Die Kläger haben einen wirksamen Antrag auf Gewährung von Sparprämie nach dem Spar-Prämiengesetz gestellt und damit ihr Wahlrecht i. S. des § 10 Abs. 4 EStG 1967 zugunsten der Sparprämie ausgeübt, so daß die Bausparbeiträge wegen des Kumulierungsverbots auf den später gestellten Antrag hin nicht zum Sonderausgabenabzug zugelassen werden können. Der Senat hat in ständiger Rechtsprechung entschieden, daß die Ausübung der Wahl allein von der Antragstellung, nicht etwa von einer im Zusammenhang mit der Antragstellung abgegebenen Erklärung über die Ausübung des Wahlrechts abhängig ist. Wenn also ein Sparer einen Antrag auf Gewährung einer Sparprämie gestellt hat und wenn dieser Antrag eindeutig und wirksam ist, dann kommt es nicht darauf an, ob er seinem Willen, im Verhältnis zwischen Sparprämie und Sonderausgabenabzug von Bausparbeiträgen eine Wahl zu treffen, hinreichend deutlich Ausdruck verliehen hat. Diese Rechtsfolge ergibt sich ohne weiteres aus dem Gesetz (Urteile des BFH vom 4. Mai 1965 VI 296/64 U, BFHE 83, 29, BStBl III 1965, 511, und vom 25. Mai 1973 VI R 59/72, BFHE 109, 249, BStBl II 1973, 585). Dementsprechend ist auch ein Irrtum des Sparers über die Tragweite seines Prämienantrages unbeachtlich und seine in dem Antrag liegende Willenserklärung nicht wegen Irrtums anfechtbar. Hieran hält der Senat auch im Streitfall fest.

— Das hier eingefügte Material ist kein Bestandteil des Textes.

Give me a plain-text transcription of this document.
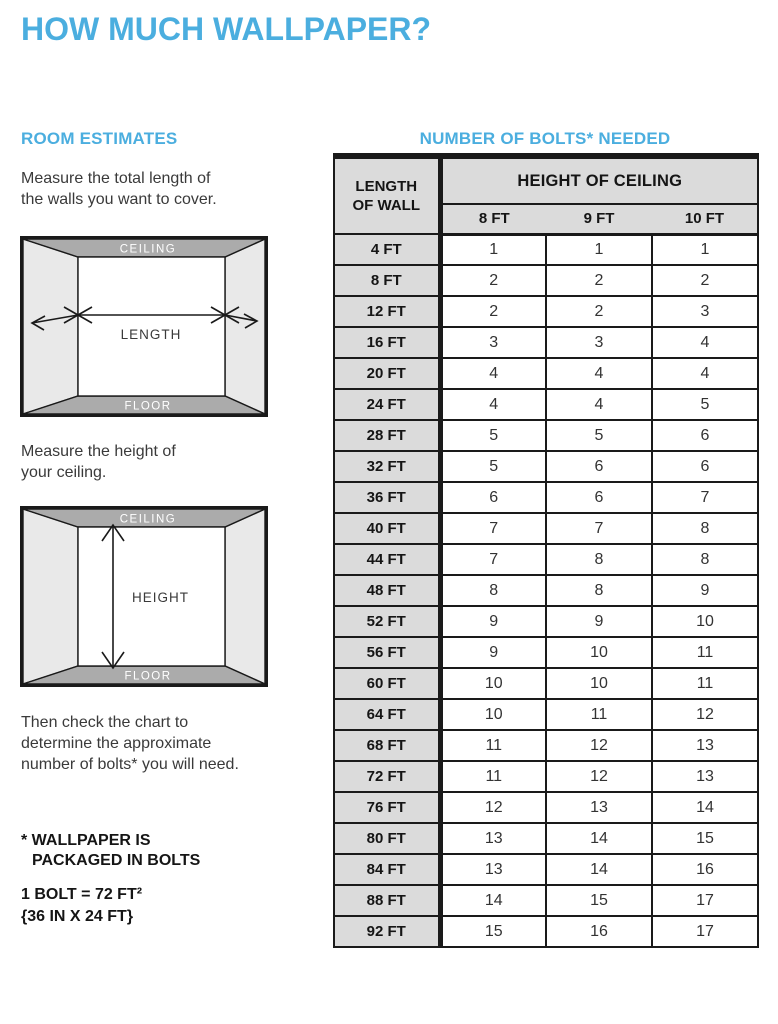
HOW MUCH WALLPAPER?
ROOM ESTIMATES

Measure the total length of
the walls you want to cover.

CEILING
FLOOR
LENGTH

Measure the height of
your ceiling.

CEILING
FLOOR
HEIGHT

Then check the chart to
determine the approximate
number of bolts* you will need.

* WALLPAPER IS
PACKAGED IN BOLTS

1 BOLT = 72 FT²
{36 IN X 24 FT}

NUMBER OF BOLTS* NEEDED
LENGTH
OF WALL	HEIGHT OF CEILING		
	8 FT	9 FT	10 FT
4 FT	1	1	1
8 FT	2	2	2
12 FT	2	2	3
16 FT	3	3	4
20 FT	4	4	4
24 FT	4	4	5
28 FT	5	5	6
32 FT	5	6	6
36 FT	6	6	7
40 FT	7	7	8
44 FT	7	8	8
48 FT	8	8	9
52 FT	9	9	10
56 FT	9	10	11
60 FT	10	10	11
64 FT	10	11	12
68 FT	11	12	13
72 FT	11	12	13
76 FT	12	13	14
80 FT	13	14	15
84 FT	13	14	16
88 FT	14	15	17
92 FT	15	16	17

Die Besonderheit des vorliegenden Rechtsstreits liegt darin, daß das FA die Sparprämie am 18. November 1968 gewährt hat, obwohl die Prämienstelle vorher von der Berücksichtigung der Bausparbeiträge als Sonderausgaben bei der Einkommensteuerveranlagung 1967 Kenntnis erlangt hatte. Diese Tatsache für sich allein berührt indessen nicht die Wirksamkeit des Sparprämien-Antrags. Dieser war nämlich mit dem Eingang beim FA rückwirkend auf den Zeitpunkt des Eingangs beim Kreditinstitut (ausweislich der Akten 19. März 1968) bereits wirksam geworden (BFH-Urteil vom 10. Oktober 1975 VI R 83/73, BFHE 117, 130, BStBl II 1976, 16). Das Wahlrecht war also bereits zu diesem Zeitpunkt wirksam ausgeübt worden, so daß auch schon zu diesem Zeitpunkt auf Grund des Kumulierungsverbots des § 10 Abs. 4 EStG 1967 der Sonderausgabenabzug nicht mehr zulässig war. Das FA hat also mit der Gewährung der Prämie unmittelbar auf das Wirksamwerden des Kumulierungsverbots nicht mehr eingewirkt.

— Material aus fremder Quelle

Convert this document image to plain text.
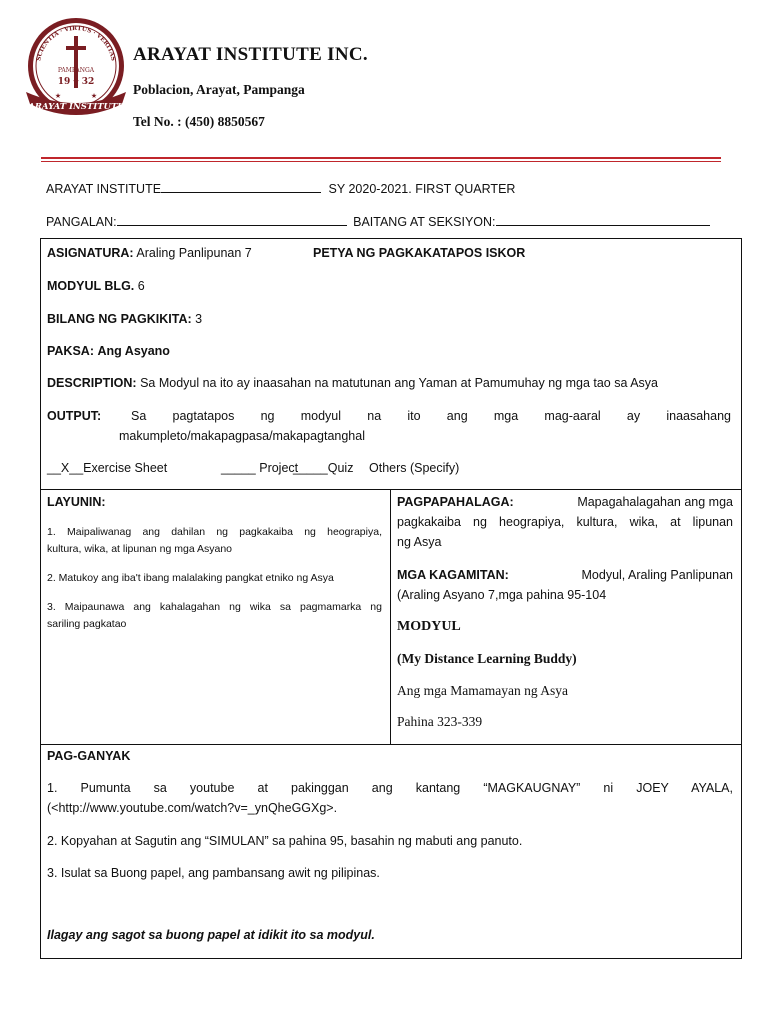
SCIENTIA · VIRTUS · VERITAS
PAMPANGA
19 32
★
★	★
ARAYAT INSTITUTE
ARAYAT INSTITUTE INC.
Poblacion, Arayat, Pampanga
Tel No. : (450) 8850567
ARAYAT INSTITUTE	SY 2020-2021. FIRST QUARTER
PANGALAN:	BAITANG AT SEKSIYON:
ASIGNATURA: Araling Panlipunan 7	PETYA NG PAGKAKATAPOS ISKOR
MODYUL BLG. 6
BILANG NG PAGKIKITA: 3
PAKSA: Ang Asyano
DESCRIPTION: Sa Modyul na ito ay inaasahan na matutunan ang Yaman at Pamumuhay ng mga tao sa Asya
OUTPUT: Sa pagtatapos ng modyul na ito ang mga mag-aaral ay inaasahang
makumpleto/makapagpasa/makapagtanghal
__X__Exercise Sheet	_____ Project
_____Quiz Others (Specify)
LAYUNIN:
1. Maipaliwanag ang dahilan ng pagkakaiba ng heograpiya,
kultura, wika, at lipunan ng mga Asyano
2. Matukoy ang iba't ibang malalaking pangkat etniko ng Asya
3. Maipaunawa ang kahalagahan ng wika sa pagmamarka ng
sariling pagkatao
PAGPAPAHALAGA:	Mapagahalagahan ang mga
pagkakaiba ng heograpiya, kultura, wika, at lipunan
ng Asya
MGA KAGAMITAN:	Modyul, Araling Panlipunan
(Araling Asyano 7,mga pahina 95-104
MODYUL
(My Distance Learning Buddy)
Ang mga Mamamayan ng Asya
Pahina 323-339
PAG-GANYAK
1. Pumunta sa youtube at pakinggan ang kantang “MAGKAUGNAY” ni JOEY AYALA,
(<http://www.youtube.com/watch?v=_ynQheGGXg>.
2. Kopyahan at Sagutin ang “SIMULAN” sa pahina 95, basahin ng mabuti ang panuto.
3. Isulat sa Buong papel, ang pambansang awit ng pilipinas.
Ilagay ang sagot sa buong papel at idikit ito sa modyul.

Allerdings hat der Senat auch entschieden, daß ein zunächst wirksam gestellter Antrag unwirksam wird, wenn vor der Gewährung der Prämie durch das FA eine gesetzliche Voraussetzung für die Bewilligung der Prämie wegfällt oder ein Tatbestand verwirklicht wird, der das FA zur Rückforderung einer bereits gewährten Prämie berechtigen würde (BFH-Urteile vom 18. August 1972 VI R 320/70, BFHE 107, 335, BStBl II 1973, 90, und VI R 83/73). Wenn also z. B. die Kläger vor der Gewährung der Prämie durch das FA (in der Zeit zwischen der Antragstellung am 5. März 1968 und der Prämiengewährung am 18. November 1968) den Sparprämien-Vertrag durch Kündigung vorzeitig aufgelöst und sich die Sparbeiträge hätten auszahlen lassen, wäre der zunächst wirksam gestellte Antrag unwirksam geworden, weil die Kläger einen zur Rückforderung einer bereits gewährten Prämie berechtigenden Tatbestand verwirklicht hätten (§ 5 SparPG 1967). Tatsächlich haben jedoch die Kläger einen solchen Tatbestand nicht verwirklicht. - Es ist deshalb lediglich zu prüfen, ob etwa das FA gegen die Grundsätze von Treu und Glauben verstoßen hat, weil es die Kläger nicht vor der Gewährung der Prämie auf diese Möglichkeit hingewiesen hat, und ob das FA sich deshalb nicht mehr auf die Auswirkungen des Kumulierungsverbots hinsichtlich des Sonderausgabenabzugs für die Bausparbeiträge berufen kann. Der Senat verneint jedoch einen Verstoß gegen Treu und Glauben. Das Kumulierungsverbot ist vom Gesetzgeber bewußt formal gestaltet worden. Es soll in einfacher Weise eine für alle Beteiligten eindeutige Ausübung des Wahlrechts sicherstellen. Angesichts des Massenverfahrens, in dem bei den FÄ Prämienanträge abgewickelt werden müssen, wäre es für die FÄ eine unzumutbare Belastung, wenn sie in Fällen eindeutiger Antragstellung zu Rechtsbelehrungen für die Antragsteller und Rückfragen bei ihnen verpflichtet würden. Eine Belehrung über die Auswirkungen der Antragstellung ist umfassend auf den Antragsvordrucken enthalten. Es muß von den Antragstellern erwartet werden, daß sie zu einer reibungslosen Abwicklung des Verfahrens dadurch beitragen, daß sie die Belehrungen auch durchlesen. Wenn sie dies, wie im Streitfall, nicht tun und dadurch eine für sie ungünstige Wahl ausüben, so kann dem FA aus diesem Grunde nicht der Vorwurf eines Verstoßes gegen Treu und Glauben gemacht werden, wenn es einem solchen Antrag entspricht.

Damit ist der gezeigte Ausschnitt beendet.